There, I’d got him. My lesson was delivered. I put the trombone away and settled back into my seat and drove on.
Rather silly of me, huh? Unfortunately, I have plenty more anecdotes drawn from the repertoire of the Theatre of the Absurd. After all, at that time I was a fully indoctrinated member of the liberal intelligentsia, and, doggonit, the world had to be made to conform to what I’d read in the books.
* * * * * *
Decades later, it’s déjà vous all over again. Once again, I’m having this same indignation roiling through me, and I’m experiencing a strangely familiar urge to open windows and start shouting. Only this time, my frustration is instigated by what I’m seeing on my computer screen. I’m observing with incredulity the ADL’s Jonathan Greenblatt and a significant number of other powerful Jewish movers and shakers pile on to a handful of celebrities who have made critical observations about Jews and Jewish power structures in the entertainment industry.
As RockaBoatus said in his essay, “Is the Golden Age for Jews Coming to an End?”:
Kanye West’s recent Tweets about Jews has helped to further open discussion on these matters. To the chagrin of many Jews, his claims and their consequences have only served to prove the very point he was making in his Tweets. He complained about the hugely disproportionate influence and power that Jews have in Hollywood and in corporate media. Though Jewish advocacy groups tried to sway public opinion by describing such notions as “old anti-Semitic canards,” their actions demonstrated the very truth of West’s claims when one corporation after another cut all financial ties from him.

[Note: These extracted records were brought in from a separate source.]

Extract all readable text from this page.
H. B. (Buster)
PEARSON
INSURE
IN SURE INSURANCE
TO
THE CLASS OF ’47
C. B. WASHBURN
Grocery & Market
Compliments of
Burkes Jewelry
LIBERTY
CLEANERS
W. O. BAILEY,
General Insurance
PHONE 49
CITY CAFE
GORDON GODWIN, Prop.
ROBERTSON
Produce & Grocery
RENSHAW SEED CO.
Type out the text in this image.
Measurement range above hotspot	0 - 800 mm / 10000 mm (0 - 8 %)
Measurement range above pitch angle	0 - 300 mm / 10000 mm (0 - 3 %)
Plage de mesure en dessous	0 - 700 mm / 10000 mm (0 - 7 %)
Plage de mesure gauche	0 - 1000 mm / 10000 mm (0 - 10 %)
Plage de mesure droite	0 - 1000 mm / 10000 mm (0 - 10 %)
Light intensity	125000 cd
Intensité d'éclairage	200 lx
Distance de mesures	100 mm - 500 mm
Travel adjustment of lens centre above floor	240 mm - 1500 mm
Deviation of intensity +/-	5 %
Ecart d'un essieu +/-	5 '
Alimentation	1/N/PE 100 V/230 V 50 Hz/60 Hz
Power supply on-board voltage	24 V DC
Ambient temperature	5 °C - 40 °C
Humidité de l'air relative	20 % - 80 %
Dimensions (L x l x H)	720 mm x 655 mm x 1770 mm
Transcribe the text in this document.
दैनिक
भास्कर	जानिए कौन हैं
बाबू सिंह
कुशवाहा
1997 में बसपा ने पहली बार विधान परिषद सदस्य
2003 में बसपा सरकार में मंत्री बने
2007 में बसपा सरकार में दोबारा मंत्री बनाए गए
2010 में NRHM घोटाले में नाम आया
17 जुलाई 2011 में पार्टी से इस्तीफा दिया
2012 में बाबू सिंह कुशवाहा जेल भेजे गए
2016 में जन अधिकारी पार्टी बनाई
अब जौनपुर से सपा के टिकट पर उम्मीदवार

“Huh?” I want to yell from the rooftops. “This is the move chosen by those who possess that vaunted Ashkenazi IQ? What?”
This isn’t any better than all those Black lowlifes who had no shame viewing cabs as their personal ATMs. After all, according to the dictates of critical race theory, Black people must eschew “planning ahead” as it is symptomatic of “whiteness.” And “planning ahead” translates as “thinking ahead” so perhaps it’s understandable that misbehaving members of Philadelphia’s Black community can’t see the future social impact of their actions. But Greenblatt et al couldn’t think that through?
Just like the fare-skipper, the Jewish movers and shakers have played right into the stereotype.